The U.S. Supreme Court this week rejected an attempt to curtail the ability of the Securities and Exchange Commission to pursue securities fraud cases, and instead adopted the SEC’s interpretation of the principal anti-fraud rule employed by the agency.
In Lorenzo v. SEC, the Court by a 6-2 majority upheld an SEC fraud finding against Francis Lorenzo, a vice president of a broker-dealer firm, for sending two e-mails with false statements to prospective investors at the direction of his boss, who had supplied the content and approved the messages.
Lorenzo argued that even if he knew the emails contained false statements, he should not be charged under Rule 10b-5 because he was not the “maker” of the statements written by his boss.
The source of that argument was the Supreme Court’s 5-4 decision in Janus Capital Group, Inc. v. First Derivative Transfers, 564 U.S. 135 (2011). There the Supreme Court applied a narrow definition of the term “maker,” ruling that the “maker of a statement is the person or entity with ultimate authority over the statements, including its content and whether and how to communicate it.” In that case, it held that an investment adviser who merely participated in the drafting of a statement made by a fund that it was advising could not be held liable under Rule 10b-5 as the maker of the statement.
Rule 10b-5 contains three sub-parts identifying prohibited conduct: (a) employing a device, scheme or artifice to defraud; (b) making any untrue statement of material fact; and (c) engaging in conduct which operates as a fraud.
In Lorenzo, the SEC argued that even if Lorenzo were not the “maker” of the statements under (b), because his boss had ultimate authority over the statements, he could still be charged for sending out e-mails he knew were false under the other two provision of the rule, for (a) employing a scheme to defraud or (c) engaging in conduct that operated as a fraud.
The Supreme Court agreed, declaring that a contrary interpretation would deprive the SEC of vital tools to combat fraud and would be inconsistent with Congress‘s intent. It added that “Congress intended to root out all manner of fraud in the securities industry. And it gave to the Commission the tools to accomplish that job.”
While the decision was issued in a civil enforcement action by the SEC, the Court’s interpretation of Rule 10b-5 will likely be cited as well by plaintiffs in private actions under the rule, such as securities class actions.
The majority opinion was written by Justice Stephen G. Breyer, who wrote the dissent in Janus, joined by his three fellow dissenters in Janus, Justices Ruth Bader Ginsburg, Sonia Sotamayor and Elena Kagan.

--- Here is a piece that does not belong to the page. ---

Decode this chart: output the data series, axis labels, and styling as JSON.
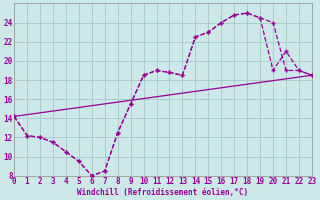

Also joining the opinion were Chief Justice John G. Roberts, Jr. and Justice Samuel A. Alito, who were with the majority in Janus. The dissenters in Lorenzo were Justices Clarence Thomas, who authored the Janus opinion, and Neil M. Gorsuch. Justice Brett Kavanaugh recused himself in Lorenzo; he had been a judge on the three-judge panel of the D.C. Circuit Court of Appeals, whose Lorenzo decision was affirmed by the Supreme Court. He had dissented from the D.C. Circuit’s decision.
Lorenzo’s principal argument was that since the crux of the case against him involved false statements, he could only be charged under sub-section (b) of Rule 10b-5, which he contended is the sole basis upon which there can be liability for false statements. As described by Justice Breyer, “[t]he premise of this argument is that each of these provisions should be read as governing, different, mutually exclusive spheres of conduct.” He then rejected that premise, based on both the language of the rule and prior decisions of the Court and the SEC applying the rule.
The Court also rejected Lorenzo’s arguments that allowing him to be charged under (a) and (c) in connection with false statements would undermine the holding of Janus, since non-makers could often be charged with employing a scheme to defraud or conduct that operated as a fraud.
In addition, the Court noted the consequences of accepting Lorenzo’s argument, which it said “would mean those who disseminate false statements with the intent to cheat investors might escape liability under the Rule altogether.”
Lorenzo was found liable in an SEC administrative proceeding for violations of Rule 10b-5, promulgated pursuant to Section 10(b) of the Securities Exchange Act of 1934, as well as section 17(a)(1) of the Securities Act of 1933. Section 17(a)(1), like Rule 10b-5(a) makes it unlawful to “employ any device, scheme or artifice to defraud.”